Nobody's asking anybody to approve of pregnant women smoking. Sorry this has turned into a bit of an essay:
I think this is an area where it's difficult for people generally to think rationally because it brings together two areas that have a fuckton of emotional baggage attached (some of it deliberately manufactured). It's worth breaking down into:
1) rights / the law
Bodily autonomy should be an absolute fundamental human right for everyone. The only exception should be where a person lacks capacity to make their own decisions and in those cases there should be thorough oversight to ensure that every decision is made in the person's best interests. Human rights apply to everyone, whether they are sensible or foolish, kind hearted or a total git, whether they have a foetus growing inside them, are capable of having a foetus growing inside them or neither of these. Paedophiles and terrorists have human rights. Women deserve them too.

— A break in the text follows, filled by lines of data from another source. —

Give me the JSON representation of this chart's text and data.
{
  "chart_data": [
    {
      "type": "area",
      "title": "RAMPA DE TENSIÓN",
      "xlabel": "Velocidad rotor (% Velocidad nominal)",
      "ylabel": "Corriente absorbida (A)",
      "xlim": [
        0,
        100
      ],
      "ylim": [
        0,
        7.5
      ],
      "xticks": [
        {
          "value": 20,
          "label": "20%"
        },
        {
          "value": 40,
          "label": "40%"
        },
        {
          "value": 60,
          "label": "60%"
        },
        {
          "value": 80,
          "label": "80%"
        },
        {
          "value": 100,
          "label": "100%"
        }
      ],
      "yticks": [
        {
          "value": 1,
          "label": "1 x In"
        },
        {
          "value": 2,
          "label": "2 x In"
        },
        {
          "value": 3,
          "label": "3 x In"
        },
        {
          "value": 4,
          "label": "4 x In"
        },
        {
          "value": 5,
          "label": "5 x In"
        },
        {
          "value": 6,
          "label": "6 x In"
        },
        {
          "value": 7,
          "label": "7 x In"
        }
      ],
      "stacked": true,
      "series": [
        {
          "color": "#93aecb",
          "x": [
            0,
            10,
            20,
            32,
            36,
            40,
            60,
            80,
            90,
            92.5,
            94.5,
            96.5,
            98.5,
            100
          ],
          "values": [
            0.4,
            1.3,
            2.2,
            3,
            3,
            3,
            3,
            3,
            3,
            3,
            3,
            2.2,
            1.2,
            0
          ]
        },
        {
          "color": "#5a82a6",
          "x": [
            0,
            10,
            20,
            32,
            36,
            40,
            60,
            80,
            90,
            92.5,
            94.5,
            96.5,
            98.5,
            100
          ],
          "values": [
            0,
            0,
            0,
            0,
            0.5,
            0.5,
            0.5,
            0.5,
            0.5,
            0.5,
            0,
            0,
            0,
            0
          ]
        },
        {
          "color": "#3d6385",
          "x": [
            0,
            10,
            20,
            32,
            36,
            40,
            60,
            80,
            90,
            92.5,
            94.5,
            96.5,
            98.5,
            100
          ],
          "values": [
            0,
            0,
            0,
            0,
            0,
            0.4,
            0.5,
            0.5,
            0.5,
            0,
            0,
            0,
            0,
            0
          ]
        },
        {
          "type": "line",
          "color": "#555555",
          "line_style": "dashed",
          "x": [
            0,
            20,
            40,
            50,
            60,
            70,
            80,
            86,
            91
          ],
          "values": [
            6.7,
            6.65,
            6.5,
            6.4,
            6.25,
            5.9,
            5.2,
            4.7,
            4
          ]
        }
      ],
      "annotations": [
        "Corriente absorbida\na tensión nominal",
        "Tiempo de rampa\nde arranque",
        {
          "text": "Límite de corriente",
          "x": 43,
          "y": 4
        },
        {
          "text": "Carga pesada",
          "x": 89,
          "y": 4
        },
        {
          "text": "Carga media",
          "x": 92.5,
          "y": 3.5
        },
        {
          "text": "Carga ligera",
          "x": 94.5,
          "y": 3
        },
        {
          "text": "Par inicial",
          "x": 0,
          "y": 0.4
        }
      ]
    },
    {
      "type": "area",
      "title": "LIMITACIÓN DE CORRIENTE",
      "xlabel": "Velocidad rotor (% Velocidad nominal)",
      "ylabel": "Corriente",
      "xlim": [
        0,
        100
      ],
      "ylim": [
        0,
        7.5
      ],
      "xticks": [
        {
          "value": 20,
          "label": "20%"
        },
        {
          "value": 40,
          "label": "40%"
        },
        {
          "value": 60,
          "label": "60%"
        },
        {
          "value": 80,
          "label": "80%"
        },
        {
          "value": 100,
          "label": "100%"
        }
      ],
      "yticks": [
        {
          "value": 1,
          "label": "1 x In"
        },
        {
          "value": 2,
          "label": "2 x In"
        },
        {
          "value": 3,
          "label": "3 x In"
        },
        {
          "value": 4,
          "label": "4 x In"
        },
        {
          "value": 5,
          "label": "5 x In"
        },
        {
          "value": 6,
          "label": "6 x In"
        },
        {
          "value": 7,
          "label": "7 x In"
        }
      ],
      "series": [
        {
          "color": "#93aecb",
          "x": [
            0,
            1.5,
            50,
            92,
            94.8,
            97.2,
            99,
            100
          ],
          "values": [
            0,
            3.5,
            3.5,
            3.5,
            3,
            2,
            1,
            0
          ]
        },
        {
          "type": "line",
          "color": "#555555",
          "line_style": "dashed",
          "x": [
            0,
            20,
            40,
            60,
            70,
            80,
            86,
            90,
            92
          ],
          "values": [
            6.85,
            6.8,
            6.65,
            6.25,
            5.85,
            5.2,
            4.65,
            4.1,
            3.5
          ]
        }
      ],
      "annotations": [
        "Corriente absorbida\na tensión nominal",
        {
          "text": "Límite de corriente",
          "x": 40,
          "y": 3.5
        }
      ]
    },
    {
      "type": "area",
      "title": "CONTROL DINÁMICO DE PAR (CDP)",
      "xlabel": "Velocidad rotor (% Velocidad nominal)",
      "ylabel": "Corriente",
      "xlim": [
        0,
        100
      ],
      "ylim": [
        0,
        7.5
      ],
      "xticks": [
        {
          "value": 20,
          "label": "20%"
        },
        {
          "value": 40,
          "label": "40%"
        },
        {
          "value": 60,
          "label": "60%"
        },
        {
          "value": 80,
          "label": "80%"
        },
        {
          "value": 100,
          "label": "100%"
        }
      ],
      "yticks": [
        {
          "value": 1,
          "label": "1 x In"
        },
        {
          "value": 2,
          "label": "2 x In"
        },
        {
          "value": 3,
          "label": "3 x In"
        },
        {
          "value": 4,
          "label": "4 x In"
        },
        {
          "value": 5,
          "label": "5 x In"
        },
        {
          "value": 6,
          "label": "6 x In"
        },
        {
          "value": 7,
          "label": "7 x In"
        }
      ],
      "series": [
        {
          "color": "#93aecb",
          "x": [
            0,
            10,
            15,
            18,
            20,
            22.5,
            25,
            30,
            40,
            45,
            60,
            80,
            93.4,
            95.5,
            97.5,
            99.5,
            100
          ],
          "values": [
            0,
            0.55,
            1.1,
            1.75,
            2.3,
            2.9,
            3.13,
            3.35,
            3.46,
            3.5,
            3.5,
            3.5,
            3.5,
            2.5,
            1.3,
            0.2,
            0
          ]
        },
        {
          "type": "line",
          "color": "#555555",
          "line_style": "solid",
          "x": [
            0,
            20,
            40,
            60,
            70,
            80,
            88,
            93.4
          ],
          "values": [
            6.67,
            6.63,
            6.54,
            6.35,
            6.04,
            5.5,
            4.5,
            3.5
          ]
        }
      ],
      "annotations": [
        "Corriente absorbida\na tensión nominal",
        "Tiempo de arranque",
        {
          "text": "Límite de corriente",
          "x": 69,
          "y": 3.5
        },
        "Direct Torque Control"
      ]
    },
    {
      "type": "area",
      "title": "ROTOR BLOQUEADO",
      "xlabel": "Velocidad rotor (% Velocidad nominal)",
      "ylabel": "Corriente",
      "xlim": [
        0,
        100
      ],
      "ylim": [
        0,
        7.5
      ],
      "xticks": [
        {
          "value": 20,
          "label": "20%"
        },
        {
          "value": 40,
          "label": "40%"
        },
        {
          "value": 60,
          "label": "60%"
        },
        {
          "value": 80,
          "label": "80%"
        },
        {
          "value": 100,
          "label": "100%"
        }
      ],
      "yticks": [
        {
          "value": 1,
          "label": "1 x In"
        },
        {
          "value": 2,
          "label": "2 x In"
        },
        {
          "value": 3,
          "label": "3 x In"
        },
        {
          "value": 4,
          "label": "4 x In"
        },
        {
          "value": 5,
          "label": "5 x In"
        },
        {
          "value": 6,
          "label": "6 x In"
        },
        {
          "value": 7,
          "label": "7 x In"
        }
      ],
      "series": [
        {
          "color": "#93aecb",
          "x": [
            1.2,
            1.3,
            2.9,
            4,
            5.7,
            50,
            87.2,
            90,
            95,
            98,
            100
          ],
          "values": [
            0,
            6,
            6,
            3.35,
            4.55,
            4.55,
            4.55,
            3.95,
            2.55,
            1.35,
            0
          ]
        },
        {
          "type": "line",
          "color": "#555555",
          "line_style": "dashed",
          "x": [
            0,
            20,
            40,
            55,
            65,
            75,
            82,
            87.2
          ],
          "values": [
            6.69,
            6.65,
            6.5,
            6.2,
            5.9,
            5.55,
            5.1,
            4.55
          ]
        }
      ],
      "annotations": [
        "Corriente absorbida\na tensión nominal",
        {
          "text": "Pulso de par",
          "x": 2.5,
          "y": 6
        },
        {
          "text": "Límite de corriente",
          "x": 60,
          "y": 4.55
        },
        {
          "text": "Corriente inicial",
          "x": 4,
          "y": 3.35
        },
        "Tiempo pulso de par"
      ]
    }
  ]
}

There are several states in the US, as well as some South American countries, which can serve as examples of what happens when pregnant women are criminalised for things they have done in pregnancy. I posted a link a couple of weeks ago when this subject came up, I'll see if I can find it again.
2) societal attitudes
As well as all the overt anti-choice propaganda, and the less extreme 'I'm pro-choice but ...' type attitudes, there is a strong societal belief that pregnant women need protecting and are not capable of making decisions for themselves, or that if the decisions they make for themselves might harm their foetus there is a genuine conflict of rights and it's the duty of upstanding citizens to prevent them from making the wrong choice. This is why there are loads of stories of women being denied service when they want to buy alcohol, coffee, soft cheese, common household medicines ...
There are also extremely strong societal attitudes against smoking generally, and especially smoking in pregnancy. There is no doubt that smoking is extremely dangerous, increases the risks of pregnancy, and harms the health of everyone around the smoker. There has though been a deliberate effort to manipulate attitudes to be ever more strongly anti-smoking to encourage more smokers to quit and discourage young people from starting. The 'spoilt identity' of the smoker is a major tool in tobacco control's toolbox. It's had some success but really, it's stopped working now for the smokers who are left, especially for pregnant women who smoke. Nobody on the planet wants to be that person.
Of course you judge. You've been taught to. Nobody wants to police your thoughts but rather a lot of people want to manipulate them.
3) what actually helps
We've been vilifying pregnant smokers for years yet the rate of smoking at the time of delivery remains stubbornly at 10%. Anybody who actually cares about the health of women, babies and children should focus hard and urgently on what works, not what makes them feel better. Stigma is now actively getting in the way of women seeking help and women's success at quitting. The smokers who are left, including those who are pregnant, are overwhelmingly poor or have MH issues or both.
Women who smoke in pregnancy need non-judgmental support. It has to be OK for women, pregnant or not, to ask for help to quit and the support has to be there when they need it. Women need up-to-date accurate information on all available methods, including the relative risks of NRT and ecigs and the best ways to use them to successfully quit smoking.
Women need support whatever method they use to quit and they need to be respected as people whose own health matters, whether they are pregnant or not. It should never ever be forgotten that that the major harm from smoking is to the smoker themselves, even pregnant smokers. They are the ones who have the 50% chance of premature death, losing on average a decade of life. Smokers' lives matter, whether they are male or female, pregnant, 'pre-pregnant', infertile, post-menopausal blah de blah. It's not enough to shame women into quitting for 9 months for the sake of their foetuses if they then fail to quit long term for their own health. Women are people and their health matters, even after they have finished popping out the sprogs.
I've got a thread in site stuff requesting a webchat on smoking in pregnancy by someone really sensible. I started it because I think MN lets down a massive bunch of women who could be getting support here. MNHQ have said they are thinking about it so if you feel this is something you could support, please do give it a bump.